By Benny Carrillo / June 19th, 2017
Harvest Moon is a franchise that while simple, does have a bit of a high barrier to entry if you think about it. For one, you need to know how to read. Secondly, a basic understanding of how a farm works and animal care is a plus. Finally, you do need some basic understanding of economics. As a veteran of the Harvest Moon 64 days I can attest we made spreadsheets plotting what crop would net us the most gold per season. What this all really boils down to is that for as “simple” as Harvest Moon is, it still requires someone to either be at the age where they start to enjoy RPGs or have a parent play along to assist in explaining things. Simply put, Mario this isn’t. You can’t expect a 4 or 5-year old to pick up Harvest Moon and enjoy it, until now.
Harvest Moon Lil’ Farmers is a title that’s designed with a young audience in mind. Namely around 2-6 years old. This is meant as an introduction to the franchise and some of the basic ideas surrounding it. That means that while certain things will be familiar, a lot of things go right out the window. For one there is no text in this game, and I mean none. You do not need any sort of reading skills to play this. Instead, you’ll rely on context clues to perform actions. For example, if you want to shear a sheep you’ll be given the sheep on screen and the shears. Simply drag the shears to the sheep and hold over the wool. This brings us to our next point, there’s no economy or relationships.

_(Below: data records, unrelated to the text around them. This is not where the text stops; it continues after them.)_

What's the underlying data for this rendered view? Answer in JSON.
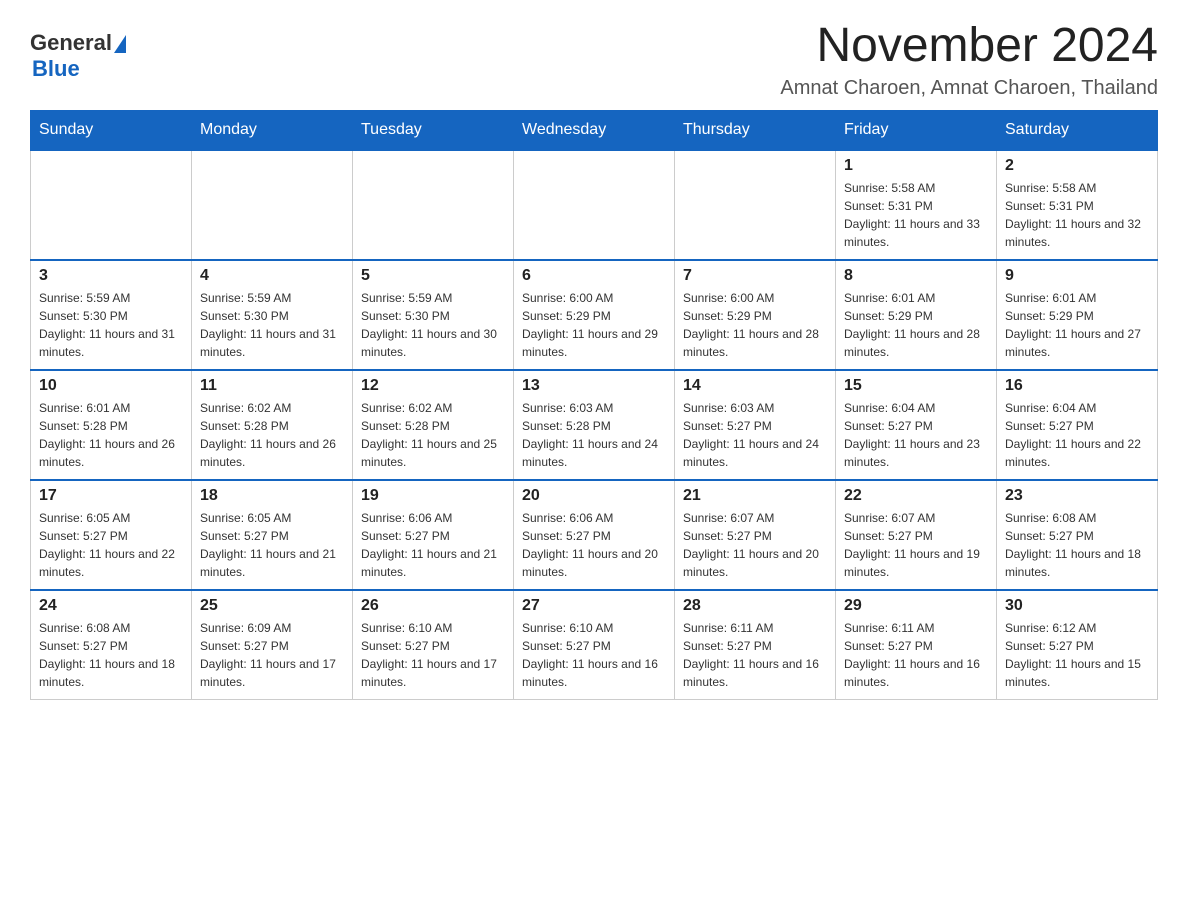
{
  "header": {
    "logo_general": "General",
    "logo_blue": "Blue",
    "title": "November 2024",
    "subtitle": "Amnat Charoen, Amnat Charoen, Thailand"
  },
  "calendar": {
    "days_of_week": [
      "Sunday",
      "Monday",
      "Tuesday",
      "Wednesday",
      "Thursday",
      "Friday",
      "Saturday"
    ],
    "weeks": [
      [
        {
          "day": "",
          "info": ""
        },
        {
          "day": "",
          "info": ""
        },
        {
          "day": "",
          "info": ""
        },
        {
          "day": "",
          "info": ""
        },
        {
          "day": "",
          "info": ""
        },
        {
          "day": "1",
          "info": "Sunrise: 5:58 AM\nSunset: 5:31 PM\nDaylight: 11 hours and 33 minutes."
        },
        {
          "day": "2",
          "info": "Sunrise: 5:58 AM\nSunset: 5:31 PM\nDaylight: 11 hours and 32 minutes."
        }
      ],
      [
        {
          "day": "3",
          "info": "Sunrise: 5:59 AM\nSunset: 5:30 PM\nDaylight: 11 hours and 31 minutes."
        },
        {
          "day": "4",
          "info": "Sunrise: 5:59 AM\nSunset: 5:30 PM\nDaylight: 11 hours and 31 minutes."
        },
        {
          "day": "5",
          "info": "Sunrise: 5:59 AM\nSunset: 5:30 PM\nDaylight: 11 hours and 30 minutes."
        },
        {
          "day": "6",
          "info": "Sunrise: 6:00 AM\nSunset: 5:29 PM\nDaylight: 11 hours and 29 minutes."
        },
        {
          "day": "7",
          "info": "Sunrise: 6:00 AM\nSunset: 5:29 PM\nDaylight: 11 hours and 28 minutes."
        },
        {
          "day": "8",
          "info": "Sunrise: 6:01 AM\nSunset: 5:29 PM\nDaylight: 11 hours and 28 minutes."
        },
        {
          "day": "9",
          "info": "Sunrise: 6:01 AM\nSunset: 5:29 PM\nDaylight: 11 hours and 27 minutes."
        }
      ],
      [
        {
          "day": "10",
          "info": "Sunrise: 6:01 AM\nSunset: 5:28 PM\nDaylight: 11 hours and 26 minutes."
        },
        {
          "day": "11",
          "info": "Sunrise: 6:02 AM\nSunset: 5:28 PM\nDaylight: 11 hours and 26 minutes."
        },
        {
          "day": "12",
          "info": "Sunrise: 6:02 AM\nSunset: 5:28 PM\nDaylight: 11 hours and 25 minutes."
        },
        {
          "day": "13",
          "info": "Sunrise: 6:03 AM\nSunset: 5:28 PM\nDaylight: 11 hours and 24 minutes."
        },
        {
          "day": "14",
          "info": "Sunrise: 6:03 AM\nSunset: 5:27 PM\nDaylight: 11 hours and 24 minutes."
        },
        {
          "day": "15",
          "info": "Sunrise: 6:04 AM\nSunset: 5:27 PM\nDaylight: 11 hours and 23 minutes."
        },
        {
          "day": "16",
          "info": "Sunrise: 6:04 AM\nSunset: 5:27 PM\nDaylight: 11 hours and 22 minutes."
        }
      ],
      [
        {
          "day": "17",
          "info": "Sunrise: 6:05 AM\nSunset: 5:27 PM\nDaylight: 11 hours and 22 minutes."
        },
        {
          "day": "18",
          "info": "Sunrise: 6:05 AM\nSunset: 5:27 PM\nDaylight: 11 hours and 21 minutes."
        },
        {
          "day": "19",
          "info": "Sunrise: 6:06 AM\nSunset: 5:27 PM\nDaylight: 11 hours and 21 minutes."
        },
        {
          "day": "20",
          "info": "Sunrise: 6:06 AM\nSunset: 5:27 PM\nDaylight: 11 hours and 20 minutes."
        },
        {
          "day": "21",
          "info": "Sunrise: 6:07 AM\nSunset: 5:27 PM\nDaylight: 11 hours and 20 minutes."
        },
        {
          "day": "22",
          "info": "Sunrise: 6:07 AM\nSunset: 5:27 PM\nDaylight: 11 hours and 19 minutes."
        },
        {
          "day": "23",
          "info": "Sunrise: 6:08 AM\nSunset: 5:27 PM\nDaylight: 11 hours and 18 minutes."
        }
      ],
      [
        {
          "day": "24",
          "info": "Sunrise: 6:08 AM\nSunset: 5:27 PM\nDaylight: 11 hours and 18 minutes."
        },
        {
          "day": "25",
          "info": "Sunrise: 6:09 AM\nSunset: 5:27 PM\nDaylight: 11 hours and 17 minutes."
        },
        {
          "day": "26",
          "info": "Sunrise: 6:10 AM\nSunset: 5:27 PM\nDaylight: 11 hours and 17 minutes."
        },
        {
          "day": "27",
          "info": "Sunrise: 6:10 AM\nSunset: 5:27 PM\nDaylight: 11 hours and 16 minutes."
        },
        {
          "day": "28",
          "info": "Sunrise: 6:11 AM\nSunset: 5:27 PM\nDaylight: 11 hours and 16 minutes."
        },
        {
          "day": "29",
          "info": "Sunrise: 6:11 AM\nSunset: 5:27 PM\nDaylight: 11 hours and 16 minutes."
        },
        {
          "day": "30",
          "info": "Sunrise: 6:12 AM\nSunset: 5:27 PM\nDaylight: 11 hours and 15 minutes."
        }
      ]
    ]
  }
}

That’s right, you aren’t here to make money or find your true love. As I said this is pretty much the franchise condensed down to its very core, which is the caring of livestock and the growing of produce. While things like this are second nature to us adults, kids are still figuring this stuff out. Hey, when you were five did you really understand the concept of profits or that giving the pretty girl over there an egg was better than fresh milk? Probably, not and that’s where Lil’ Farmers excels.

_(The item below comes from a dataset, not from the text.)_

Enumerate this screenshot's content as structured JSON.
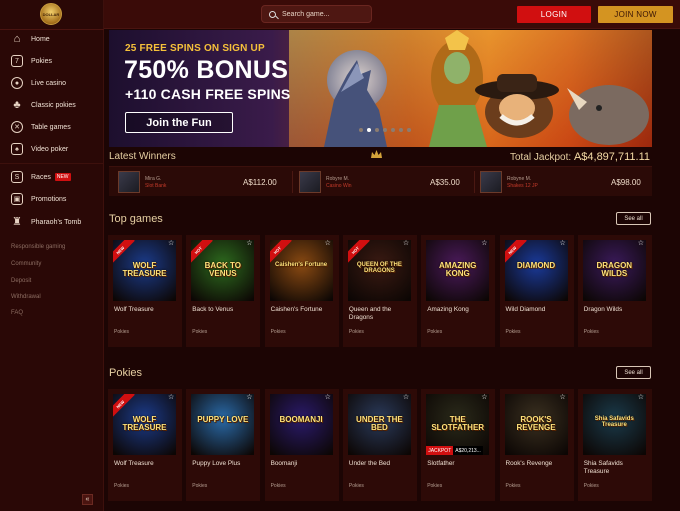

Lil’ Farmers is based around the idea of doing repetitive tasks, which it does pretty well. The first time you boot up the game, you’ll be taken through a tutorial of sorts. The game will lead you to each area of the farm and have you perform a singular task. Once done, you’ll head back to the main hub and onto the next task. Repeat until you have access to everything on the farm. From there, things do get a bit more complicated.
While there is no economy, you still can give things to the people who show up at your farm. However, you need to produce those things. If they want certain vegetables you’ll have to grow them. If they want yarn, you need to go sheer a sheep, etc. Yes, it’s very simple, but again try and remember the target audience here. Most kids enjoy being able to accomplish things on their own, which is this goal of this game. It’s meant to teach them cause-and-effect and how to perform repetitive tasks. Once again think back to your childhood or even to your younger siblings. How often did they want to show off that they could do something on their own? Thankfully Harvest Moon Lil’ Farmers understands its target audience well and even understands it’s price point.

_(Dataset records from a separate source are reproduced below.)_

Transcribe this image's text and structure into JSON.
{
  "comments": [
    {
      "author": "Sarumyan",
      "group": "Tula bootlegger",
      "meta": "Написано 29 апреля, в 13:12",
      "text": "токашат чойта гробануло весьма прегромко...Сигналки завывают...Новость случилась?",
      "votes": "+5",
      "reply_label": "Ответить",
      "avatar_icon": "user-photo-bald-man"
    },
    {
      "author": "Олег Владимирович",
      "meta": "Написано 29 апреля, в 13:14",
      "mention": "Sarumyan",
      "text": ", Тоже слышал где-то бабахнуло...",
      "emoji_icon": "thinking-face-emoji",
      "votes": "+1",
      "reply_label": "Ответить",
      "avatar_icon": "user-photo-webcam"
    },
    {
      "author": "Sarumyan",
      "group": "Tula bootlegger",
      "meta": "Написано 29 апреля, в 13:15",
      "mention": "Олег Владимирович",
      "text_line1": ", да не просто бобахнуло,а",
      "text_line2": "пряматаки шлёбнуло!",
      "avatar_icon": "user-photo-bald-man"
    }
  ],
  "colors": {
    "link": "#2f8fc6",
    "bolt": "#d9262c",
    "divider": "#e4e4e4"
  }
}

Harvest Moon Lil’ Farmers will run you $3.99 and does not feature any in-app purchases. That’s right, there’s no chance you accidentally end up with $1000 worth of tokens or in-game currency here. Simply purchase the game, open it, and hand your device to your child. I would still recommend sitting with them however at least through the tutorial in case they do have any questions. What I’m not as sure about is how long this will keep their interest, as that is something that will vary from child-to-child. Four dollars though isn’t much to ask for an afternoon of playtime. At the least, I don’t regret paying the $4 to capture images for this write-up.
Harvest Moon Lil’ Farmers is available now for iOS and Android devices.